Making the games from this class has been a great exercise in quiet exploration of a few topics I’ve been trying to work through lately, like reflections on my mental health as it stood this time last year, and recent attempts to feel comfortable asking for help when I need it. I’m excited to make more games, and I’ve really enjoyed seeing everyone else’s this quarter.

This is a gif, I promise, there’s just a tiny little delay at the beginning.

2 thoughts on “This Is Just A Normal, Run-Of-The-Mill Walking Simulator And Everything Is Fine, Don’t Worry About It”

  1. Your illustrations remind me so much of Dance by Matisse, in a way that the style is very fluid and deliberate, like the lines of the figures should be wiggling or moving some type of way in space. I love the contrast of the game being very visually calm but conceptually irritating and anxiety-inducing. The fact that the figures are also 2-dimensional like cardboard cutouts really made me want to kick them or hope that a gust of wind will knock them down for all the judgmental things they’re dishing out. This idea of drowning in a room of insensitive strangers really resonated with me, especially when I think about times when I’d go to parties and start having an existential crisis in the bathroom or something, asking myself why I even bothered going in the first place.

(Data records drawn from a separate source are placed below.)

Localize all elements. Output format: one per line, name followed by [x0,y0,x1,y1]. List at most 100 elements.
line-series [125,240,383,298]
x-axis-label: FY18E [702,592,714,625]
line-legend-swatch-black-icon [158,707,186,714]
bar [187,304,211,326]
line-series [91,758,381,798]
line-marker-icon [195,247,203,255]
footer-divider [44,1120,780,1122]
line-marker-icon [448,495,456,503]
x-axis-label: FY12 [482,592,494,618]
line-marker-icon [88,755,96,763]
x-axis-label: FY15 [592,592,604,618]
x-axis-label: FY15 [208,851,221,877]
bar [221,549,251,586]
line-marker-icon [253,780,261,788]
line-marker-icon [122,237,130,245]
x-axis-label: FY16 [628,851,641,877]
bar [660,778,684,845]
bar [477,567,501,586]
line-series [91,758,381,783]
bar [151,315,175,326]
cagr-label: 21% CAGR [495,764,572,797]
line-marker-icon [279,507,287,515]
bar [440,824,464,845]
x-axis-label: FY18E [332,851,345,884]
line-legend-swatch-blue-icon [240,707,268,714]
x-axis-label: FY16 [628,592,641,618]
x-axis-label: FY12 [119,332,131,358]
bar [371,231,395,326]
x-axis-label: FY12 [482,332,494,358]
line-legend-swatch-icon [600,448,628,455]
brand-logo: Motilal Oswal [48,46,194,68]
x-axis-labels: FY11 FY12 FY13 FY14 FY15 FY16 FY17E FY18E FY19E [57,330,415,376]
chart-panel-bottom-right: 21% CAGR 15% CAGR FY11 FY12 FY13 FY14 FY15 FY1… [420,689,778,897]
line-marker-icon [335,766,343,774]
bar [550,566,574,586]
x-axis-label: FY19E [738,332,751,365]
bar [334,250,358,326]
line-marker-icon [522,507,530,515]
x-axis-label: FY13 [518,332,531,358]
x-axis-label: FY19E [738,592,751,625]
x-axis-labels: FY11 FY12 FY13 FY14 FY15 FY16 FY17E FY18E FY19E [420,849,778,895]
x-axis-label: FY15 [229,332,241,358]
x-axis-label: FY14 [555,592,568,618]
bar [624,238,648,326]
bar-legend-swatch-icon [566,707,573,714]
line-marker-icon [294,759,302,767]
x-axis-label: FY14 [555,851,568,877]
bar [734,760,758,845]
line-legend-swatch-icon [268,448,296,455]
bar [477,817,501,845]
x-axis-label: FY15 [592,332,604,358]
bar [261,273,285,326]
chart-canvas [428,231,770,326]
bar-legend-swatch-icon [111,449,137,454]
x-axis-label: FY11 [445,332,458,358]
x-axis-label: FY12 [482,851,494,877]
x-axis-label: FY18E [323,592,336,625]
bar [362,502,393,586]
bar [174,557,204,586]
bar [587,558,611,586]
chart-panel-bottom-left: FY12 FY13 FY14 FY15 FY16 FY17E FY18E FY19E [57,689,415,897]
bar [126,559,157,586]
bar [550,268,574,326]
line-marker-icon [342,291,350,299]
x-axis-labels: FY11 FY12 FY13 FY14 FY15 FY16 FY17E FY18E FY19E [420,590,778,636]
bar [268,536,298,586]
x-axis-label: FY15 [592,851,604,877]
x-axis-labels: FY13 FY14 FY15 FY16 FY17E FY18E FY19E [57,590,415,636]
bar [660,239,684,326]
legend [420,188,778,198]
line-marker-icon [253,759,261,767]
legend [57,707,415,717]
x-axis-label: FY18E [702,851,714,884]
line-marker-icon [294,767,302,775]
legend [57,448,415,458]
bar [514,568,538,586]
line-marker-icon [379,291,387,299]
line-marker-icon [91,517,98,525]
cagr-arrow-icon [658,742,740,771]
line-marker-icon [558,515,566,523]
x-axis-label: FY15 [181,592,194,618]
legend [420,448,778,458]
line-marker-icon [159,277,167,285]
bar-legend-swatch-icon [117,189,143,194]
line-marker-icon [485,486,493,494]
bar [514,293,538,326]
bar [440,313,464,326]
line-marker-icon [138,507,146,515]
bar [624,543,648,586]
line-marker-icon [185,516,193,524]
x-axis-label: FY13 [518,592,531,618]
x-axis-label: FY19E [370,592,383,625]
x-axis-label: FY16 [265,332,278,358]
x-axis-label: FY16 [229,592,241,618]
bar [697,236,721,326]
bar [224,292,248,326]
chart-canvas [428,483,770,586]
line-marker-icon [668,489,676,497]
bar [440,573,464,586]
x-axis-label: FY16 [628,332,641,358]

    I always admire your work, Violet! You have a very thoughtful way of doing things and I appreciate that. I would definitely love to see more of your art in the future.

    Also I’m sorry your week has been so rough. I understand the struggle. Hopefully creating this game provided you some sort of catharsis.

  2. First, great job with this project Violet!

    I always appreciate your use of drawn assets. It adds so much style and depth to your games. I
    feel that with early game-making it’s always a struggle to flesh out a game, but your effort to make these great illustrations always pushes your concept further. This concept reminder me of My Entire High School Sinking Into the Sea.

    I would love to see you further push a narrative with this or any other project in your hand drawn style. It can add a ton of emotion.